The morning after their date, Andi had to sit on her hands to stop herself from calling. It was all she could think about. At lunchtime, she couldn’t resist, then felt sick as Deanna gushed about what a wonderful time they had had, that they were seeing each other again the next night.
She hated herself for hoping it would end. Was furious with herself that she harbored a wish for it to go wrong, and when, after four weeks, Pete told Deanna he thought he might have fallen in love with her, Andi’s smile and exclamation of delight felt false and wrong.
Then Emily left, and Andi was far too busy looking after Cal to think about Pete. When Deanna suggested the four of them have dinner, Andi spent far longer than usual doing her makeup, chose a colorful dress that made her feel beautiful and sexy, wore higher heels than she had worn for years.
“Wow!” Ethan wolf-whistled when he saw her. By that time, they were back in the master bedroom. They were sleeping together without sleeping together. No sex for weeks, but they were back in the same bed, and slowly, slowly, the affection between them was growing.
Andi wanted Deanna to be happy. But she also wanted Pete to look at her and think she was gorgeous. She wanted to show him what he was missing. Even though, yes, she knew she was married if not entirely happily.
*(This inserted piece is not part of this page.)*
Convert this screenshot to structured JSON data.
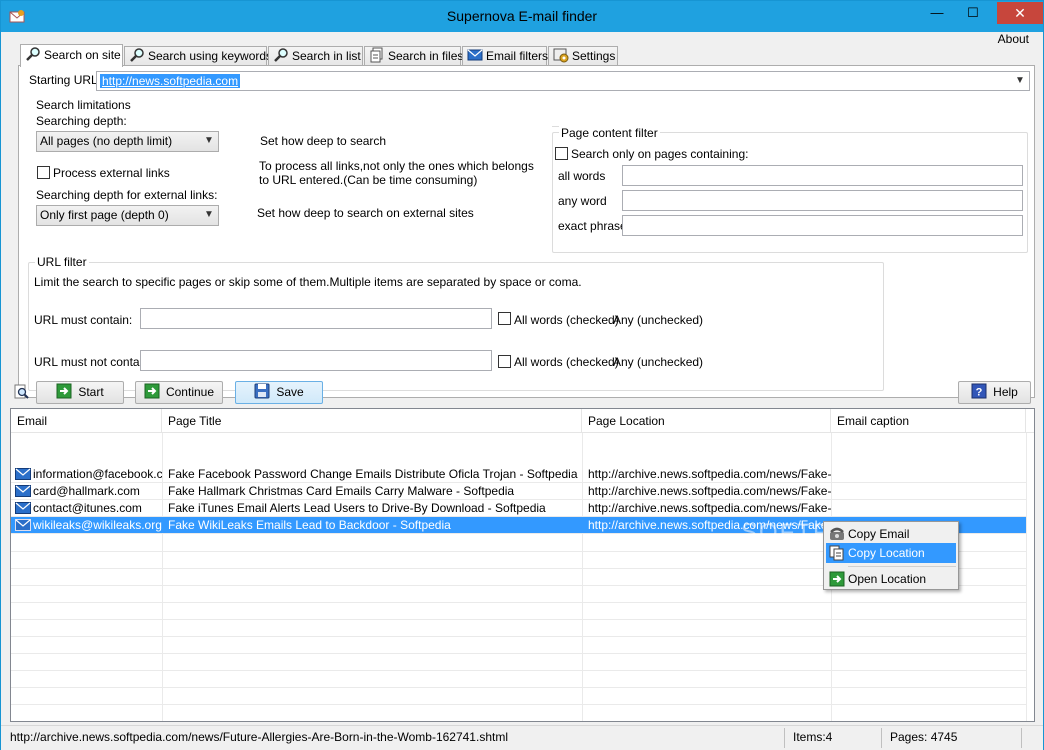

They met at Frantoio for dinner. Deanna was in jeans and boots, and Andi felt ridiculous; more so when she saw that Pete clearly had eyes only for Deanna.
Andi had mistakenly thought there was all this chemistry between them, chemistry that was indicating she might have made a terrible mistake in marrying Ethan, but clearly it was all in her imagination. There wasn’t a spark of anything. He was nice to her, but no nicer than anyone in the same position would have been.
In many ways, the death of the fantasy enabled Andi to open up to the possibility of Ethan again. Here was a wonderful man who loved her, who was good to her, and who, she increasingly realized, she loved in return.
When Emily left, when Andi saw just how good a man Ethan was, how much he loved Cal, how tenderly he held him, how solicitous and caring he was with Andi, she started to fall in love with him all over again.